Filmin derdi aslında kelimelerden çok daha büyük, dersler öyle bir hale gelmeye başlar ki, ders olmaktan çıkar bir manifestoya, aforizmalara dönüşmeye başlar. Eleştirilen sisteminin tamamen dışına çıkar; özgür akılların, düşüncelerin filmi haline gelmeye başlar. Anlamı bilinmeyen kelimelere baktığımız da saçma sapan kelimelerin tahtaya yazıldığını görmekteyiz. Pekâlâ, öğrenciler bu basit kelimeleri bilmeyebilir ama bildikleri başka şeyler, daha önemli şeyler vardır. Öğretmenin cümle kurarken sürekli özne durumunda kullandığı ‘Bill’’ ismine karşı çıkar bir öğrenci. Sürekli bu ‘ soluk benizli’ ismi kullanmasını eleştirir. Neden Rachid, Ahmet ya da Aisatta isimlerini kullanmadığını biraz da kızgınlıkla dile getirir. Öğretmenin cevabı basittir. ‘Eğer hepinizin kökenleriyle ilgili isimleri yazarsam zamanımız yetmez.’’ Tabi ki sonunda öğrencilerin dediği olur ve Aisatta ismi yazılır. Burada dikkat edilen nokta öğrencilerin bir şey öğrenmiş olması ya da istediklerini yaptırabilme güçleri değil, sistemindeki çarpıklığın düzeltilmeye çalışılmasıdır. Bu da filmimizi ‘anarşist’ bir yapıya taşımaktadır. Eğer düzeltilecekse yıkım olmalıdır kaos olmalıdır, değişim- devrim- olmalıdır. Bir kız öğrencinin öğretmenine dediği gibi ‘Siz de biraz değişin’’.


Öğretmenimiz değişime hazır değildir. Hatta bu değişimi reddetmekte ısrar etmektedir. Kendisi var olan düzeni korumayı amaçlamaktadır. ‘Aydınlanma hareketi’ni çocuklara öğretmek isteyen öğretmeniyle olan kısa diyaloglarını yazarsak sanırım aydınlatıcı olacaktır. 
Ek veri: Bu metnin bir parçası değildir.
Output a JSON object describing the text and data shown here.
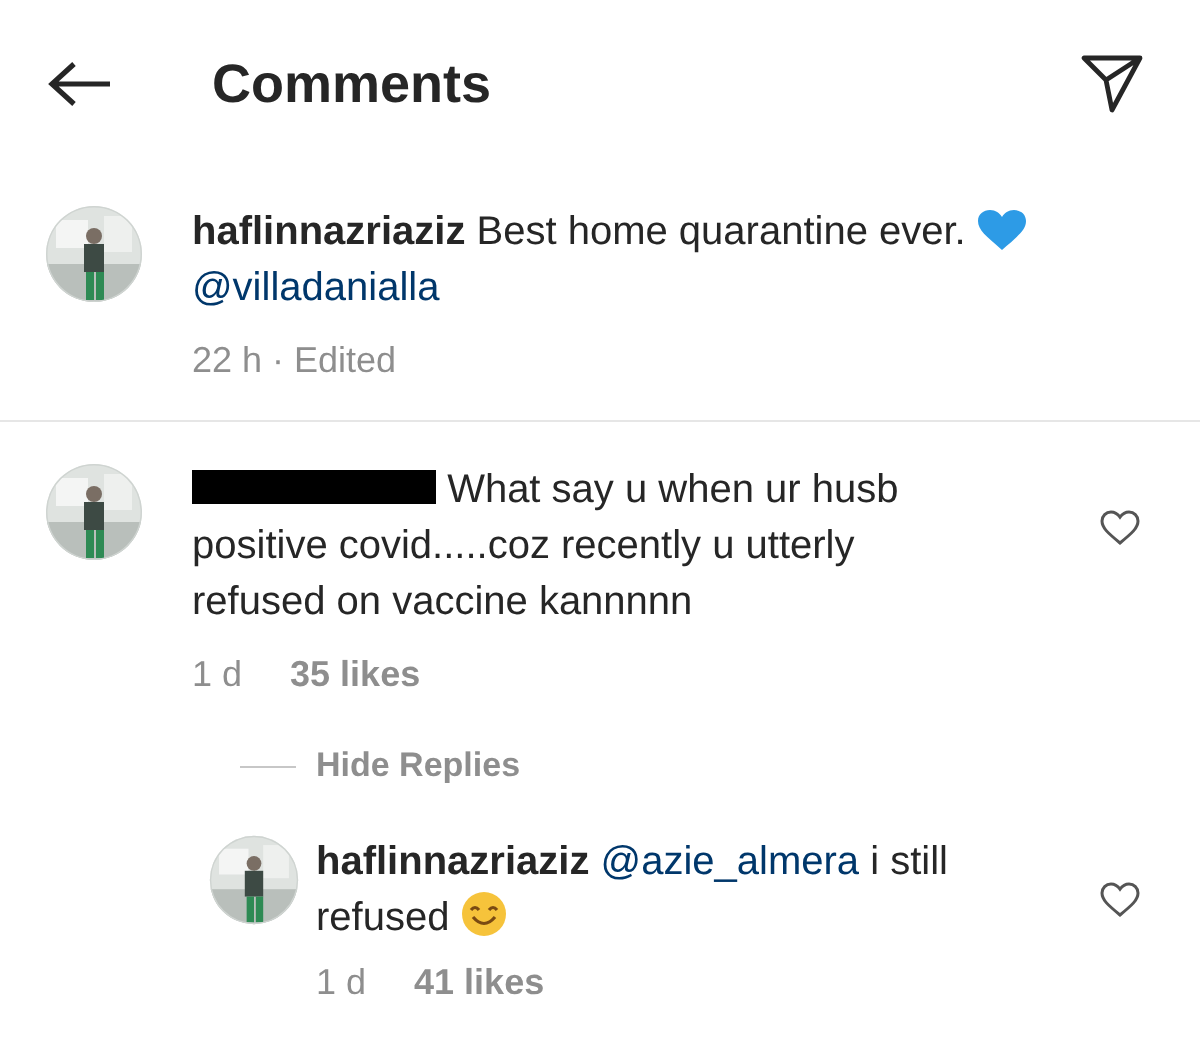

—Aydınlanma Hareketi” onlara ağır gelecektir.
—Peki ya Voltaire? O da mı ağır gelir?
—Voltaire”i anlamaları zor.
—Candide basit…
—Candide için henüz erken.
—Zadig…?
 —Evet, ama yine de ağır gelecektir.

Görüleceği üzere Tarih öğretmeninin bütün çabaları, Fransız öğretmenimizi ikna etmek için yetmez. Hâlbuki öğrencilerin derslerdeki duruş ve konuşmalarından bunun çok ötesinde olduklarını anlıyoruz. Acaba bunu sembolik anlamda Fransız devrimiyle karşılaştırabilir miyiz? Değişime direnen sistem (aynı zamanda yıkılması gereken) öğretmendir ve bu sistemi yıkmaya çalışan (aynı zamanda yıkacak olan) öğrencilerdir. Bu iki kutup arasındaki gerilim her daim var olmuştur ve ihtiyacı olan tek şey herkesin bildiği gibi bir tür ‘kıvılcım’dır. Öğrencilerin de sorunlu bir dönem (ergenlik) içerisinde olmaları da bunu açıklıyor. Aslında var olan kıvılcım pek fazla uzakta değildir. Bir tenefüs arasında başka bir öğretmenin, öğretmenler odasında sinirli bir şekilde öğrencileri aşağılaması, onları hor görmesi ve nerdeyse onları birer hayvan olarak tanımlaması belki de bu konuda diğer öğretmenlerin bir takım fikirlerini değiştirmelerine neden olabilmektedir. Burada da doğrudan bir devrim olmasa da dolaylı olarak oluşan ve Fransızca öğretmenimizin onların daha çok içsel yapılarını incelemeye koyulması ilginçtir.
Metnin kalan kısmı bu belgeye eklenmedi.